Mr G Morrison questioned whether this treatment was intended as a cure, but Dr Vasani clarified that it was a means of ameliorating the disease in the peri-operative period, allowing adenotonsillectomy to be performed, even in patients with severe OSA, without paediatric intensive care unit cover. A member of the audience also questioned whether there was any need for surgery if patients responded so well pre-operatively to steroids and antibiotics.

Case report

A one-year-old boy presented with an episode of pneumonia. Following this, he suffered from intermittent dyspnoea, which responded well to inhaled salbutamol. At the age of three years, he became acutely unwell, with cough, intermittent fever and weight loss.

Chest X-rays demonstrated near-total ‘white out’ of the left lung, with only a small amount of aeration at the apex, and hyperinflation of the right lung. Computed tomography scanning showed an endobronchial lesion occluding the left main bronchus, with associated left lower lobe consolidation.
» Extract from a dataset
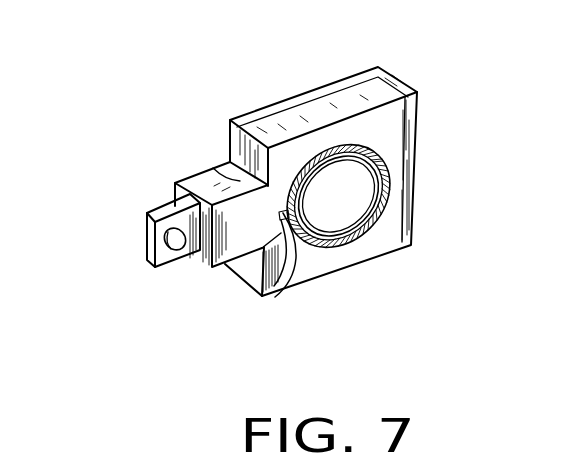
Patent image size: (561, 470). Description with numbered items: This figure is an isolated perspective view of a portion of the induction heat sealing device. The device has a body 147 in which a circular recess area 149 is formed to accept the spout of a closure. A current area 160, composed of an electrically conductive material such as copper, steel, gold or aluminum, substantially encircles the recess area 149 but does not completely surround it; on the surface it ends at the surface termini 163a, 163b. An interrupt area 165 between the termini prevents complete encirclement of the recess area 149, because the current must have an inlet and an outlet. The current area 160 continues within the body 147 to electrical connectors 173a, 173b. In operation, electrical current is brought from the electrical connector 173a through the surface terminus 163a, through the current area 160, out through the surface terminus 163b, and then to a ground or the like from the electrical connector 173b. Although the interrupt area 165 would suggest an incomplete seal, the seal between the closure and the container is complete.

Flexible bronchoscopy revealed a lesion obstructing the left main bronchus just distal to the carina. This was excised from the left main bronchus, using rigid bronchoscopy. There was no evidence of residual or recurrent disease after 18 months of follow up. At the time of writing, the patient continued to be monitored closely.

Discussion

On histological examination, Dr Sandison was of the opinion that the lesion was an inflammatory myofibroblastic tumour. Inflammatory myofibroblastic tumour is a poorly understood lesion with unpredictable biological behaviour. Surgical resection is generally advocated for diagnosis and treatment. The authors emphasised the use of rigid bronchoscopy as a relatively non-invasive yet successful tool in the diagnosis, treatment and follow up of these lesions.